Gradually, with the coming of Christianity, that changed. Honor culture lingered (the duel was still legal in places well into the 19th Century), but it came gradually to be accepted that a man did not demean himself if he admitted a fault (Canute the Great, only a second generation Christian, did penance for a man’s murder, which must have been hard for a fellow so close to Asa worship. I need to remember to examine that when he comes into the Erling books).

Along with willingness to admit a fault, willingness to be the subject of a joke gradually entered the culture. And so there came to into being the office of the Court Fool, a man who had legal right to make any kind of jokes he liked, about the most eminent people in the land. We’ve been taught in recent years to think of the Middle Ages as a time of unremitting repression and the absolute privilege of the nobility. And there was that element, but it was also recognized that the king needed to remember that he was but a man, with the same fallen flesh as the lowest serf. Christ’s “woes” pronounced against the rich were not wholly forgotten.

The true Christian view of the body, as C. S. Lewis notes in The Four Loves, has always been that it is neither contemptible nor divine, but something like an ass (donkey). A useful, stubborn, infuriating and comic beast, suitable for neither contempt nor adoration. And the jester was a constant reminder to the king that he, too, was St. Francis’ “Brother Ass.”

0 thoughts on “A foolish post”

  1. If there was no court jester, where did my imaginary friends Ole, Lena & Sven come from?

    “Doctor, can you gif me some advice on how to be cured of de habit of snoring?”

    “Vat iss da problem, Ole? Does your snoring disturb your vife?”

    “Does it disturb my vife? Vhy it disturbs de whole congregation!”

  2. The role of the jester in the hall may have been filled by men engaged in flyting, though — that is, attempts to make fools of each other. It was apparently ritualized court entertainment among the Anglo-Saxons and Scots, though we famously have Loki’s flyting from the Norse sources.

  3. Perhaps, but do we know of any instance in Norse culture where an actual flyting did not lead to violence?
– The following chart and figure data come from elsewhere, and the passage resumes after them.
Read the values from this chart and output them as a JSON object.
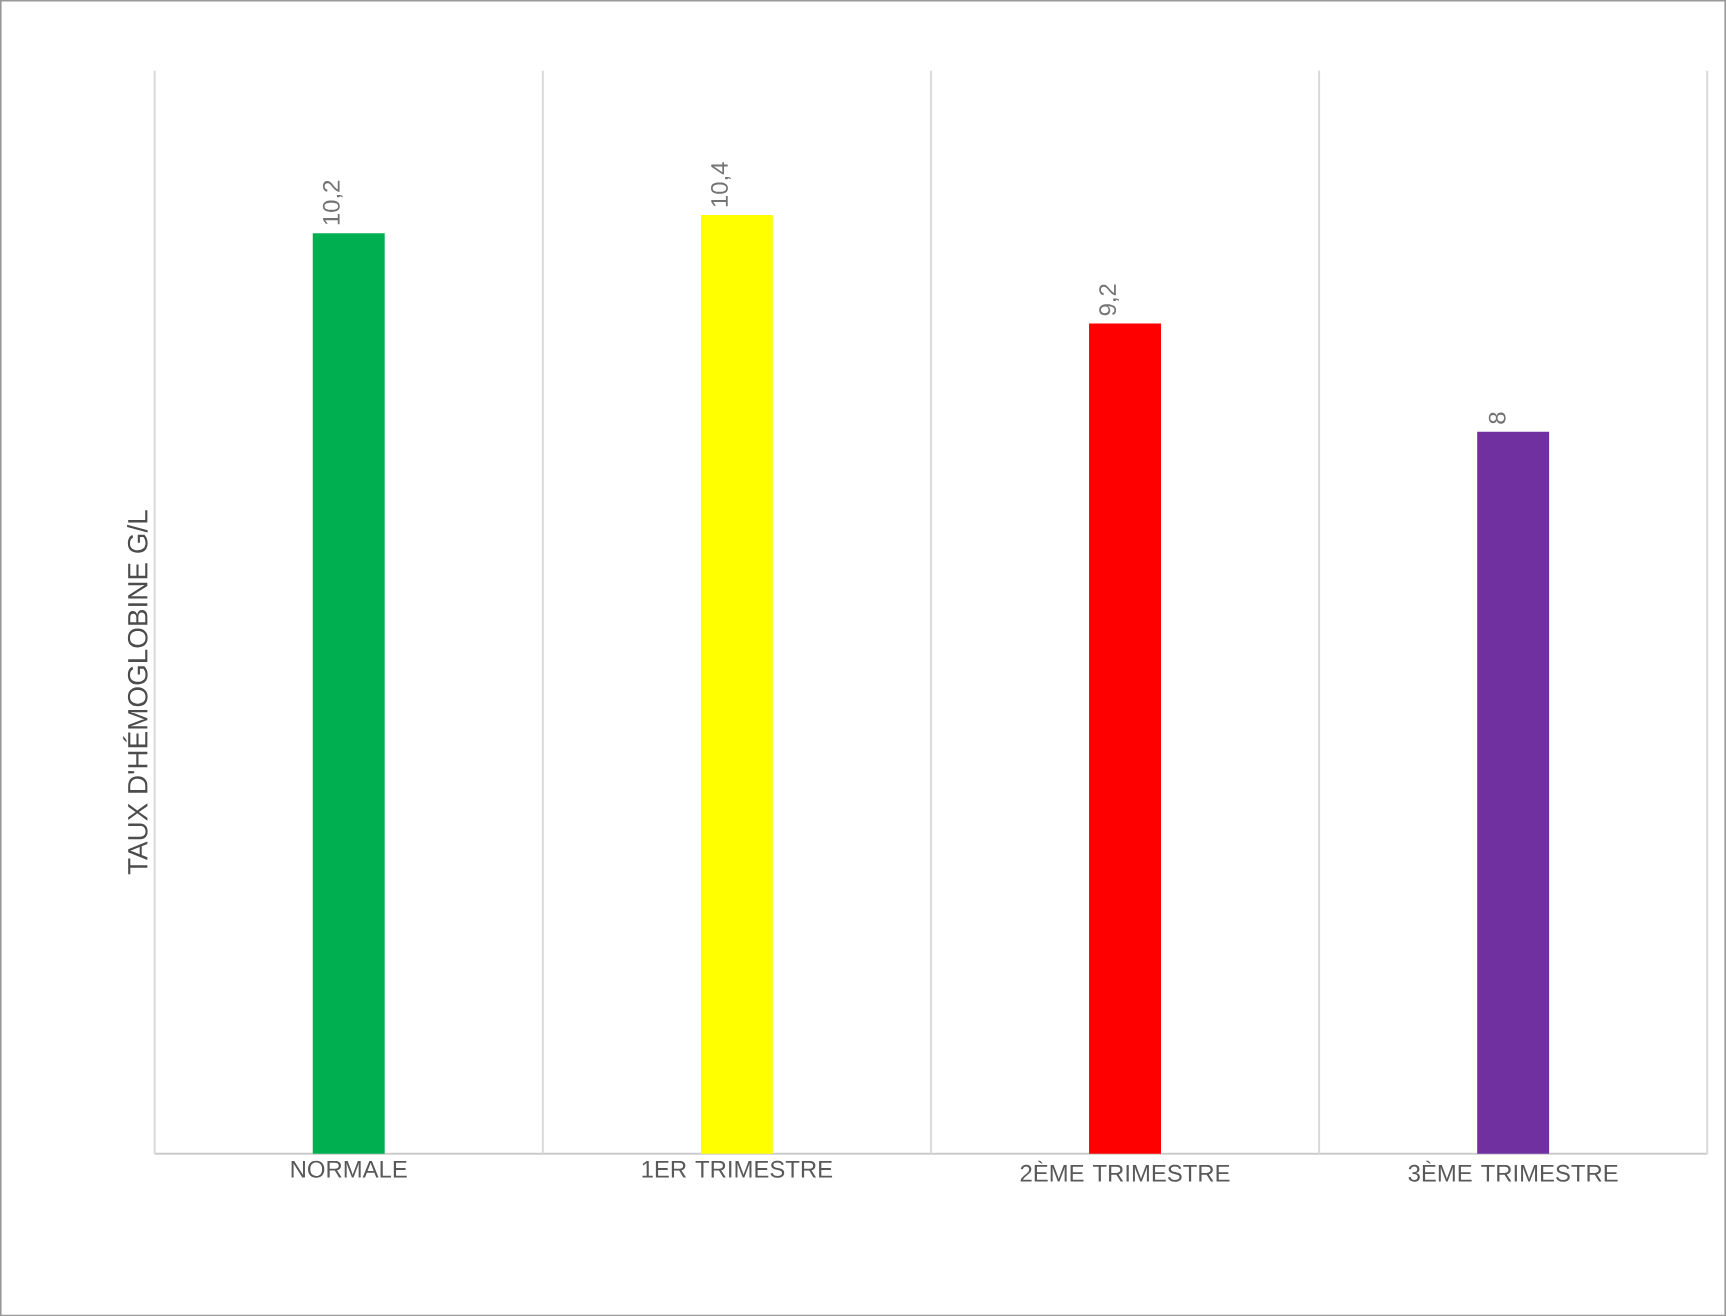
{
  "chart_data": {
    "type": "bar",
    "ylabel": "TAUX D'HÉMOGLOBINE G/L",
    "categories": [
      "NORMALE",
      "1ER TRIMESTRE",
      "2ÈME TRIMESTRE",
      "3ÈME TRIMESTRE"
    ],
    "values": [
      10.2,
      10.4,
      9.2,
      8
    ],
    "value_labels": [
      "10,2",
      "10,4",
      "9,2",
      "8"
    ],
    "colors": [
      "#00b050",
      "#ffff00",
      "#ff0000",
      "#7030a0"
    ],
    "ylim": [
      0,
      12
    ],
    "grid": "x",
    "tick_labels": "x"
  }
}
Even in the Lokasenna, the action proceeds to an attempt to kill Loki.

  4. This plays well into the various debates over the past week or two, culminating in Bill Maher’s NYT op-ed calling for a moratorium on being offended. The bottom line is that our modern western culture leaves no room for humour. A victim mindset cannot laugh at one’s weakness, it must take offense at the weakness being pointed out. That offense leads to calling for sanctions against the one that pointed out the weakness which will somehow result in the improvement of the victim. It’s all vying for position. Any injection of humour into the process would diffuse the whole situation and cause entire bureaucracies to become redundant. The end result is a modern version of Viking Honor Society.

    BTW – Dr. Boli touches on some of these issues in his History of the world post. He defines the three era’s of history as,

    In the first stage, therefore, which we shall persist in calling savagery, human beings gathered in small groups for the purpose of killing each other two or three at a time. In the second stage, the barbaric stage, we gathered in large tribes for the purpose of killing each other by the dozens or hundreds. In the last stage, civilization, we gather in large nations and empires for the purpose of killing each other by the thousands or hundreds of thousands.

  5. No, I don’t believe it was. It was merely a settlement for damages, as when John Wayne tells the saloon keeper he’ll pay for all the broken windows and chairs after a righteous fight. Again and again in the sagas, payment of damages doesn’t actually end the violence.

  6. They had Irish jesters in “the Long Ships” novel which I thought was supposed to be pretty culturally accurate.

  7. Though “The Long Ships” is fairly authentic, the Irish entertainers are the author’s invention. I know of no saga instance of such. In any case, I’m not sure those entertainers would rightly be called jesters. They were acrobats and (if I remember correctly) animal trainers. I don’t recall them insulting their hosts.